Not really surprised here, but still I had hoped both requests had returned the same certificate.

Finally, lets try the mosquitto_pub command again, the antique version. It as fails the same way as previously.

The traefik log reveals two lines that might give a clue:

traefik_1    | time="2020-04-13T20:28:32Z" level=debug msg="Serving default certificate for request: \"\""
traefik_1    | time="2020-04-13T20:28:32Z" level=error msg="Error during connection: readfrom tcp 172.30.11.130:56996->172.30.11.131:1883: remote error: tls: unknown certificate authority"

So even if we have told traefik which host name this route is for, it still wont pull the right ACME certificate.

I'm not entirely sure if it is the same issue discussed two years ago over here: TLS handshake without SNI delivers TRAEFIK DEFAULT CERT instead ACME generated certificate · Issue #2829 · traefik/traefik · GitHub

You need to add -servername with openssl to set the servername.

Edit: I guess not

Might be only can handle pure TCP with HostSNI(`*`)?

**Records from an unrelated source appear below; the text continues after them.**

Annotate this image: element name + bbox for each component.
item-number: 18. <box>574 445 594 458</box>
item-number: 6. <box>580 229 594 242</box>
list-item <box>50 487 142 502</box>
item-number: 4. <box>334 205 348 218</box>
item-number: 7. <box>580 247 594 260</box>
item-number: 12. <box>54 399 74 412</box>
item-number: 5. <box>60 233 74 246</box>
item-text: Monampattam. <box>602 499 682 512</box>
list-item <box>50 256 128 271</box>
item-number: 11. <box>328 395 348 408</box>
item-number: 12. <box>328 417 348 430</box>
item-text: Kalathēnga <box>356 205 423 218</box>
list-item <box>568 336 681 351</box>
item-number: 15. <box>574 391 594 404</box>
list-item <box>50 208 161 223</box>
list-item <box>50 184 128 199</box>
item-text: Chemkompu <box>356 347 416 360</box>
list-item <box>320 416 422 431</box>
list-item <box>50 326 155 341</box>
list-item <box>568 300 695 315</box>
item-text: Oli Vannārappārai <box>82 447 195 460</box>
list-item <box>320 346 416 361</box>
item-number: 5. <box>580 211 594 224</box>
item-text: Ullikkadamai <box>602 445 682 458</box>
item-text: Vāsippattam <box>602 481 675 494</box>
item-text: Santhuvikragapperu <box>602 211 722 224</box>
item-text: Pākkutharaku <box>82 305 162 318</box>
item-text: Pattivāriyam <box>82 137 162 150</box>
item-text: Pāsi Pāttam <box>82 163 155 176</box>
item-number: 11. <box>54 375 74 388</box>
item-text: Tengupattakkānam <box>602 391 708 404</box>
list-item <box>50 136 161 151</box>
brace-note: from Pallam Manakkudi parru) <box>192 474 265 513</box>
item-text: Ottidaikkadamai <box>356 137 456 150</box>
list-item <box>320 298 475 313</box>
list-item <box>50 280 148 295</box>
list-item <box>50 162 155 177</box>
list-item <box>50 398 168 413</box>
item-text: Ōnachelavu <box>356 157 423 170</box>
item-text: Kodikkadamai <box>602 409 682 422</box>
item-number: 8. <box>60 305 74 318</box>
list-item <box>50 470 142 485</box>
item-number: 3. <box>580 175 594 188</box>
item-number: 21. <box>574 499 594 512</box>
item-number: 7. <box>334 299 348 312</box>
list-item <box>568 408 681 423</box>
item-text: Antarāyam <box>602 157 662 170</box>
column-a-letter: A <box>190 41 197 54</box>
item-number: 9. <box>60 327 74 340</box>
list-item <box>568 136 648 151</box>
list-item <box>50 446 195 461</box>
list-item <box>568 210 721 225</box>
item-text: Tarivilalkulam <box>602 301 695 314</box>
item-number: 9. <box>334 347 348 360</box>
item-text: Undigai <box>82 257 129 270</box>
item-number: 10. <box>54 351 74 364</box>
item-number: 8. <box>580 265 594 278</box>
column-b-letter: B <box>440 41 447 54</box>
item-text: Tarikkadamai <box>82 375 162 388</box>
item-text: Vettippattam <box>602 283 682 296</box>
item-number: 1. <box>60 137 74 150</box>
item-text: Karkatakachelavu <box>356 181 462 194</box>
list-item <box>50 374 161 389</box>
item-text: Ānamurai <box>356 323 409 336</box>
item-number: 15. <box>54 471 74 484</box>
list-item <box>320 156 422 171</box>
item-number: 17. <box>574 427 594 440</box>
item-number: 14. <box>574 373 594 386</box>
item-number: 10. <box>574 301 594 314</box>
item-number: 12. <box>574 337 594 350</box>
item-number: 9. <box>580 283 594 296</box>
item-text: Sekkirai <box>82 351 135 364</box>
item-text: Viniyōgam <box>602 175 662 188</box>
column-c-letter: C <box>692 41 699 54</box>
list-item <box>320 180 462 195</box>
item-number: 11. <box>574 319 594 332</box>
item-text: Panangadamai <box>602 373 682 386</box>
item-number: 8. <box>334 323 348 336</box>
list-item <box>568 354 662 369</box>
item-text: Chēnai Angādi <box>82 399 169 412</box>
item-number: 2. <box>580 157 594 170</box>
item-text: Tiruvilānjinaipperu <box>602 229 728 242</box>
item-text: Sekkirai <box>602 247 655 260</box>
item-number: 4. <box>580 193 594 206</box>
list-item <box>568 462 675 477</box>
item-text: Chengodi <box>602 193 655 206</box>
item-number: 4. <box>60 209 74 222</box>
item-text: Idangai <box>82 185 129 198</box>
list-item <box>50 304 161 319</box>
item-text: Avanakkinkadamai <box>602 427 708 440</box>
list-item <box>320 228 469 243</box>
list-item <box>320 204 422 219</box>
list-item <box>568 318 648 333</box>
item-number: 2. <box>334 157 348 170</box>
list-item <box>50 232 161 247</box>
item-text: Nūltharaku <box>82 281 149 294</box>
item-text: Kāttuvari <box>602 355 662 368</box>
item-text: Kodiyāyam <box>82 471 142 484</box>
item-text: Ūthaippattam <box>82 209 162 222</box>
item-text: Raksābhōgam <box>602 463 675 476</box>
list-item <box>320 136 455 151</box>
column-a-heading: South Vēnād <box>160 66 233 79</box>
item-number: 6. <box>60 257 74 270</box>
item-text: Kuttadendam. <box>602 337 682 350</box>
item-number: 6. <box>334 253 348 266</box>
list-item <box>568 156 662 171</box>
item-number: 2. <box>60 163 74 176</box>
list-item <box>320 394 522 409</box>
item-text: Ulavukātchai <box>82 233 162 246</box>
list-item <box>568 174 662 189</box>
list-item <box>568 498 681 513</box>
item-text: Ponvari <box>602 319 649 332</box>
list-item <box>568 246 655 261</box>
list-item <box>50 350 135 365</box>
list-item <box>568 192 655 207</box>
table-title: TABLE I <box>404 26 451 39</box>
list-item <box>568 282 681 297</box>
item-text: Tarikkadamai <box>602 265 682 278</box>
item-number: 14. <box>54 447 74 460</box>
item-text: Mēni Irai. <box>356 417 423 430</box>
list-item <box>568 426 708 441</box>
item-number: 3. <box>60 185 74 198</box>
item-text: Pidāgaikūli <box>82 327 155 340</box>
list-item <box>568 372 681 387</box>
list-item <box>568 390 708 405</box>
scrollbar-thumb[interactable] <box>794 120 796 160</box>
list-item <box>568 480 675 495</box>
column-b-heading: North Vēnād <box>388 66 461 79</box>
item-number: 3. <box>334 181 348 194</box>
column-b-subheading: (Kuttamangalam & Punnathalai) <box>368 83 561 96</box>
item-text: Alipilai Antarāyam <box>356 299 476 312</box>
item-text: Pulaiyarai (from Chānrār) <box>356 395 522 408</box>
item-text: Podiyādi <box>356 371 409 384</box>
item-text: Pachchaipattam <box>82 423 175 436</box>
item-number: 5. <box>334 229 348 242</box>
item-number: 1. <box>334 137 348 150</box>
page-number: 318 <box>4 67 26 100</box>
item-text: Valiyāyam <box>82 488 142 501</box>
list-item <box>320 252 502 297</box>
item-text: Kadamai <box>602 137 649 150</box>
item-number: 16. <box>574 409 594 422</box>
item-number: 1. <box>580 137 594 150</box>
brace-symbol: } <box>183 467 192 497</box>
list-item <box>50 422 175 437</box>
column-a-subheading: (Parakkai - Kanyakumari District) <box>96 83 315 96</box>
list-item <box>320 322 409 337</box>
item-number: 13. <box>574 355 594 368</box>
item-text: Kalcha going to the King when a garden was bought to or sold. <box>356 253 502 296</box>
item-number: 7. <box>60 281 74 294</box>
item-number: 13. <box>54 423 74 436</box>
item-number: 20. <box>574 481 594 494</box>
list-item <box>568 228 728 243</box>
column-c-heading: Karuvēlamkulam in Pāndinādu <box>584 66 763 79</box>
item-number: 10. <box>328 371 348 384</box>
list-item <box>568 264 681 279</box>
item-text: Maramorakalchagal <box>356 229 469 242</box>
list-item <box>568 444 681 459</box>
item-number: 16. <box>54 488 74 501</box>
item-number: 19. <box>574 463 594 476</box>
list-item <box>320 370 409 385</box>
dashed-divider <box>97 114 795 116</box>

Ah yes, I could have used -servername instead in openssl test #2. The #2 test were only to prove that the

- traefik.tcp.routers.mosq_r.tls.domains[0].main=mosquitto.example.com

line at all had any effect.

Hmm, that would be very annoying. I will give this thread a few days. If nobody come up with a solution I might make a new thread. Thanks to your help I will now be able to make it much more to the point, even a meaningful subject will be within reach :slight_smile: